Which brings me, somewhat reluctantly, to RED 2 itself. Unlike many, I was not a fan of the first RED. But I suspect even those who enjoyed it will find their patience tested by this profoundly unnecessary sequel. As before, the gag is summed up in the title, which is spook-speak shorthand for "retired, extremely dangerous." Former black-ops superstar Frank Moses (Willis) is quietly minding his own business (this time out, "playing house" with the Mary-Louise Parker character he courted in the previous movie) when the lethal aftershocks of a decades-old mission abruptly arrive on his doorstep. Moses again reassembles his generationally compatible cohort of old spies (John Malkovich, Helen Mirren, Brian Cox), and together they treat us to just under two hours of escalating mayhem. Joining the festivities for this installment are Anthony Hopkins (a weapons scientist dubbed the "rock star of conceptual mass-killing" and "Da Vinci of death"); Catherine Zeta-Jones (a KGB agent and former paramour described as "Frank Moses's kryptonite"); and Lee Byung-hun ("the best contract killer in the world"--a title the film so wishes to emphasize that it bestows it on him twice, verbatim, in the span of five minutes).
The plot, such as it is, revolves around a secret nuclear device that the United States and Britain planted somewhere in Moscow in the late 1970s and, then--oops!--forgot all about.

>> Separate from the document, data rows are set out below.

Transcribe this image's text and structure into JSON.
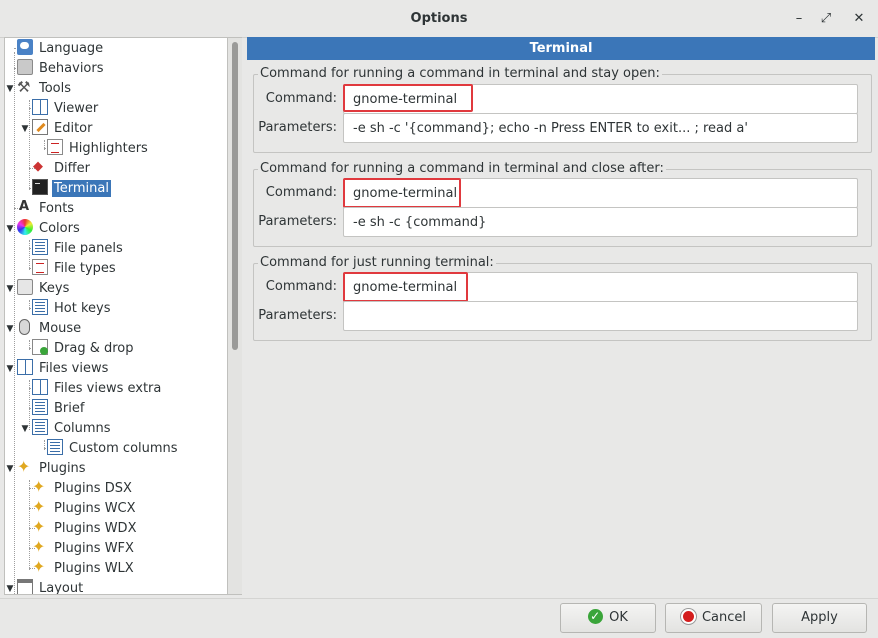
{
  "window": {
    "title": "Options",
    "minimize_glyph": "–",
    "maximize_glyph": "⤢",
    "close_glyph": "✕"
  },
  "tree": {
    "items": [
      {
        "label": "Language",
        "icon": "language-icon"
      },
      {
        "label": "Behaviors",
        "icon": "behaviors-icon"
      },
      {
        "label": "Tools",
        "icon": "tools-icon",
        "expanded": true
      },
      {
        "label": "Viewer",
        "icon": "viewer-icon"
      },
      {
        "label": "Editor",
        "icon": "editor-icon",
        "expanded": true
      },
      {
        "label": "Highlighters",
        "icon": "highlighters-icon"
      },
      {
        "label": "Differ",
        "icon": "differ-icon"
      },
      {
        "label": "Terminal",
        "icon": "terminal-icon",
        "selected": true
      },
      {
        "label": "Fonts",
        "icon": "fonts-icon"
      },
      {
        "label": "Colors",
        "icon": "colors-icon",
        "expanded": true
      },
      {
        "label": "File panels",
        "icon": "file-panels-icon"
      },
      {
        "label": "File types",
        "icon": "file-types-icon"
      },
      {
        "label": "Keys",
        "icon": "keys-icon",
        "expanded": true
      },
      {
        "label": "Hot keys",
        "icon": "hot-keys-icon"
      },
      {
        "label": "Mouse",
        "icon": "mouse-icon",
        "expanded": true
      },
      {
        "label": "Drag & drop",
        "icon": "drag-drop-icon"
      },
      {
        "label": "Files views",
        "icon": "files-views-icon",
        "expanded": true
      },
      {
        "label": "Files views extra",
        "icon": "files-views-extra-icon"
      },
      {
        "label": "Brief",
        "icon": "brief-icon"
      },
      {
        "label": "Columns",
        "icon": "columns-icon",
        "expanded": true
      },
      {
        "label": "Custom columns",
        "icon": "custom-columns-icon"
      },
      {
        "label": "Plugins",
        "icon": "plugins-icon",
        "expanded": true
      },
      {
        "label": "Plugins DSX",
        "icon": "plugin-icon"
      },
      {
        "label": "Plugins WCX",
        "icon": "plugin-icon"
      },
      {
        "label": "Plugins WDX",
        "icon": "plugin-icon"
      },
      {
        "label": "Plugins WFX",
        "icon": "plugin-icon"
      },
      {
        "label": "Plugins WLX",
        "icon": "plugin-icon"
      },
      {
        "label": "Layout",
        "icon": "layout-icon",
        "expanded": true
      }
    ]
  },
  "panel": {
    "title": "Terminal",
    "groups": [
      {
        "label": "Command for running a command in terminal and stay open:",
        "command_label": "Command:",
        "command": "gnome-terminal",
        "parameters_label": "Parameters:",
        "parameters": "-e sh -c '{command}; echo -n Press ENTER to exit... ; read a'"
      },
      {
        "label": "Command for running a command in terminal and close after:",
        "command_label": "Command:",
        "command": "gnome-terminal",
        "parameters_label": "Parameters:",
        "parameters": "-e sh -c {command}"
      },
      {
        "label": "Command for just running terminal:",
        "command_label": "Command:",
        "command": "gnome-terminal",
        "parameters_label": "Parameters:",
        "parameters": ""
      }
    ]
  },
  "buttons": {
    "ok": "OK",
    "cancel": "Cancel",
    "apply": "Apply"
  },
  "colors": {
    "accent": "#3b76b8",
    "highlight_box": "#e0393e"
  }
}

But such narrative details are secondary to the movie's recurring jokes, which are trundled out repeatedly and to diminishing effect: Willis wants to keep Parker safe, but she craves adventure; Parker is jealous of Zeta-Jones and so resolves to unleash her own awkward, inner Mata Hari; Cox gets turned on by watching Mirren shoot people; Malkovich is crazy (look! he's blowing up the toilets!); and, of course, they're all old.
Throughout, the entire cast seems only superficially committed to the enterprise at hand--though, in fairness, it's hard to imagine what even the most inspired performer could make of such lines as "Frank, you haven't killed anyone in months" and "What happens in the Kremlin stays in the Kremlin." The direction (by Dean Parisot) is competent but unimaginative, and the body count, while never graphic, is childishly excessive. Despite a few moments of moderate wit--most of them in the early going--RED 2 inadvertently makes the case that, for franchises as well as spooks, sometimes retirement really is the best option.